Última parada

Minerva Castell

Sobre el andén vibrante, Teresa espera tomar, como cada día, la misma línea de metro. Desde hace meses, tiene la sensación de que cada viaje trae consigo un eco del pasado, un murmullo de recuerdos que se entrelazan con el presente de una forma extraña e inasible.

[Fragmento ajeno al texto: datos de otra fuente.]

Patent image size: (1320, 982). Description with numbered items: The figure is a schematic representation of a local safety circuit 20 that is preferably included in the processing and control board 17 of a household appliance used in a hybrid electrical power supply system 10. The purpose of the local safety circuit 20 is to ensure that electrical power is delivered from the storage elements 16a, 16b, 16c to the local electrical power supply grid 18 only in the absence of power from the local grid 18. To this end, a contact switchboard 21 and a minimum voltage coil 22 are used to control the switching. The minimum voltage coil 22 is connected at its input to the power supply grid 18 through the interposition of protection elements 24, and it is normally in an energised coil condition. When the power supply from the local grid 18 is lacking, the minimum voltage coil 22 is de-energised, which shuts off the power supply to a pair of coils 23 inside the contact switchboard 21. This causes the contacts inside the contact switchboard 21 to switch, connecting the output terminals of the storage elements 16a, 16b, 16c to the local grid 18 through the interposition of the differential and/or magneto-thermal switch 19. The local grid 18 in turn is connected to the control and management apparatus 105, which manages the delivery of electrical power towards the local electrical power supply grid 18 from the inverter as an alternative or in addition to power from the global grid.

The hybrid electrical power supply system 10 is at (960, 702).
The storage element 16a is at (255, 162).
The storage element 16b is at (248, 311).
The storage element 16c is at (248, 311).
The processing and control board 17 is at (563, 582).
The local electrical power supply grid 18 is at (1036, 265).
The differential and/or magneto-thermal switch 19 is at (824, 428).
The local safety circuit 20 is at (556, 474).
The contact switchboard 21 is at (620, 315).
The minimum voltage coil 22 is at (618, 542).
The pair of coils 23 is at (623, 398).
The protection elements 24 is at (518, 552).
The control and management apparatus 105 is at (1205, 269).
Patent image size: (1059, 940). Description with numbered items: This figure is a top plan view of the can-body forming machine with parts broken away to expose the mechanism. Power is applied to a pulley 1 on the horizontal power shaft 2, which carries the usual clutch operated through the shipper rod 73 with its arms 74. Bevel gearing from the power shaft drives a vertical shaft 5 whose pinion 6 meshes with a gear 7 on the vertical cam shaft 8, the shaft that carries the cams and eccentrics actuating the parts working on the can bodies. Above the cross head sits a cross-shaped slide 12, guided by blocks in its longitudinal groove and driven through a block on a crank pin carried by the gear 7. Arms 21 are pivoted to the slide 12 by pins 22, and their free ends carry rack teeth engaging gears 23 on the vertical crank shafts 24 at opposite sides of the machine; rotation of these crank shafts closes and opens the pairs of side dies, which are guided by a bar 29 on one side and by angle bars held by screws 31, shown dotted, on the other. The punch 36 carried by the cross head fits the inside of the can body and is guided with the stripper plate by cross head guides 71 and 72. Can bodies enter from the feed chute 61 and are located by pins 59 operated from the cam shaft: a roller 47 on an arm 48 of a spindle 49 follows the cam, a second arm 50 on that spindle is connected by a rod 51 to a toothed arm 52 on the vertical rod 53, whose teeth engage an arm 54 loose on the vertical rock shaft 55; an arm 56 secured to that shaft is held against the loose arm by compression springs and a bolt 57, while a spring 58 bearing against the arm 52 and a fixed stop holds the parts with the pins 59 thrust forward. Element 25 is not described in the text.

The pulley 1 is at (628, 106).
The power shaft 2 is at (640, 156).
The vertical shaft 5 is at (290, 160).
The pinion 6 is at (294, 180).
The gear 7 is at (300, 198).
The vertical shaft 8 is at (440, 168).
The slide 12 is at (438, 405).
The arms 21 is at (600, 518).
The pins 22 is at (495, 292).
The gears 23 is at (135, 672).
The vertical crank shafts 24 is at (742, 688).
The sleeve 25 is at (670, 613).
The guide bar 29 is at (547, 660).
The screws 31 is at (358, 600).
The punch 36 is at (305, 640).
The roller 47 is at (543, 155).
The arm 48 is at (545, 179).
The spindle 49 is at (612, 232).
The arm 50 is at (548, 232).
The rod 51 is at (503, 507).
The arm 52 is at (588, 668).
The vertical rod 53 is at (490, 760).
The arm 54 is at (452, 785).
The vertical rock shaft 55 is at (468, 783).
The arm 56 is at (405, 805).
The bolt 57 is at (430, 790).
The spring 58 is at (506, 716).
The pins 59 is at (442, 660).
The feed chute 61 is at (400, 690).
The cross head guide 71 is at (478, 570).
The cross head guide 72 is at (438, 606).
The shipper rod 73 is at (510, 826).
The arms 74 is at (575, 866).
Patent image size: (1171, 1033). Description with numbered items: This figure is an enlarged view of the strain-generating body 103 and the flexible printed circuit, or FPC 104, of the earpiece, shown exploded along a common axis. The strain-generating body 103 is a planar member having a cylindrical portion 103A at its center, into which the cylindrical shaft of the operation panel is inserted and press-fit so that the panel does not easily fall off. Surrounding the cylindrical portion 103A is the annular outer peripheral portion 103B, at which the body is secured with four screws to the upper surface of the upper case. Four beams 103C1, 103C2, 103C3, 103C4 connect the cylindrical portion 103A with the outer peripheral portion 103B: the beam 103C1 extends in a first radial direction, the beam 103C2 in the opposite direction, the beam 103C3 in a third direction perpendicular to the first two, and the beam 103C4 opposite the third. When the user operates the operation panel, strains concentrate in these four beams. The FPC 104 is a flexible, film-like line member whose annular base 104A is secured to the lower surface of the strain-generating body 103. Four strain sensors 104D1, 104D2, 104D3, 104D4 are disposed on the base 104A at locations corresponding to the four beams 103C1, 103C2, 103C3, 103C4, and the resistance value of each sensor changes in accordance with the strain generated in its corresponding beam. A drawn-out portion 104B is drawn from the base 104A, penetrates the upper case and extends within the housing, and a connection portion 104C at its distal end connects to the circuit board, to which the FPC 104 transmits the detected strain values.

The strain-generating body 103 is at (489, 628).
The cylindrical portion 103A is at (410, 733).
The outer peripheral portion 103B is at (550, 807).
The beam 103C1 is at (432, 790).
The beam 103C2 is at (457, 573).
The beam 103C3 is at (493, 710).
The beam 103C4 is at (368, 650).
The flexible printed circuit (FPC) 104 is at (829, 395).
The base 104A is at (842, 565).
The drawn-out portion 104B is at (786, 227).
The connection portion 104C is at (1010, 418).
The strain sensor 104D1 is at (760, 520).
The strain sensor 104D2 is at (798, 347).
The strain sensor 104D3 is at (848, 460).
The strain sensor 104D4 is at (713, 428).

Es el año 2124, y se celebra el bicentenario del metro de Barcelona. A lo largo de los túneles, pantallas holográficas proyectan imágenes de la historia del transporte subterráneo: desde los primeros vagones eléctricos hasta las modernas cápsulas de levitación magnética. Pero entre la algarabía de la estación de Plaza Cataluña, Teresa se siente perdida.


A veces, al bajar en su parada, olvida adónde va. Se queda quieta en el andén, mirando a los pasajeros sin reconocer sus rostros. Hay días en los que recuerda con nitidez el camino a casa, y otros en los que tiene que revisar varias veces el nombre de la estación, como si su mente jugara con ella. Sabe que algo no va bien, pero se niega a aceptarlo.


En uno de esos viajes, un hombre de avanzada edad se sienta a su lado. Se llama Julián, y comparten una conversación amena sobre el Metro, sobre cómo ha cambiado a lo largo de los años. Él le habla de su esposa, a quien conoció en un vagón durante un día lluvioso. Teresa escucha con interés, pero pronto una sombra de inquietud nubla su rostro.


—Disculpe —dice ella, con un leve temblor en la voz— ¿qué estación es esta?


Julián mira a su alrededor.


—Diagonal. ¿Está bien?—Él le contesta compasivo.


Teresa parpadea varias veces, como si la información tardara en asentarse. Algo dentro de ella se quiebra. De repente, los recuerdos se agolpan en su mente: días en los que no encuentra las llaves de su casa, conversaciones que olvida a los minutos de haberlas tenido, la angustia creciente de perderse dentro de su propia rutina.


—Últimamente… me cuesta recordar cosas —susurra, casi más para sí misma que para Julián.


El anciano la mira con ternura y asiente despacio.


—A veces, el Metro nos lleva a donde necesitamos ir, incluso cuando no sabemos que lo estamos buscando —dice con una sonrisa.


Teresa siente lágrimas en sus ojos. No quiere que nadie lo note, así que mira hacia la ventana. Las luces del túnel pasan rápidamente, como recuerdos fugaces que se desvanecen antes de poder atraparlos. Pero en ese momento, al lado de Julián, siente una extraña calma.


Cuando el tren llega a su destino, Teresa toma aire y se levanta. Pero al dar el primer paso, un estremecimiento recorre su cuerpo. No reconoce la estación. No recuerda haberla visto antes. Mira a Julián con desesperación, pero él solo le sostiene la mano con suavidad.


—Tranquila, Teresa. Estás a salvo.


Ella abre la boca para preguntar cómo sabe su nombre, pero algo en su mente se sacude. Imágenes desordenadas cruzan su pensamiento: un doctor pronunciando palabras que no entiende, su reflejo en un espejo con una mirada asustada, un hombre a su lado con un rostro parecido a Julián, pero difuminado sutilmente.


Teresa siente que se desploma. Se sujeta a una de las barras del vagón, jadeante.


—No… no recuerdo… —susurra.


Julián la ayuda a sentarse de nuevo. Su mirada es cálida, pero llena de tristeza.


—No importa cuánto olvides, siempre habráalguien para recordártelo.


Las puertas del tren se cierran y el convoy continúa su camino. Teresa respira hondo y, por un instante, se permite creer que aún tiene tiempo, que aún quedan muchos viajes por hacer.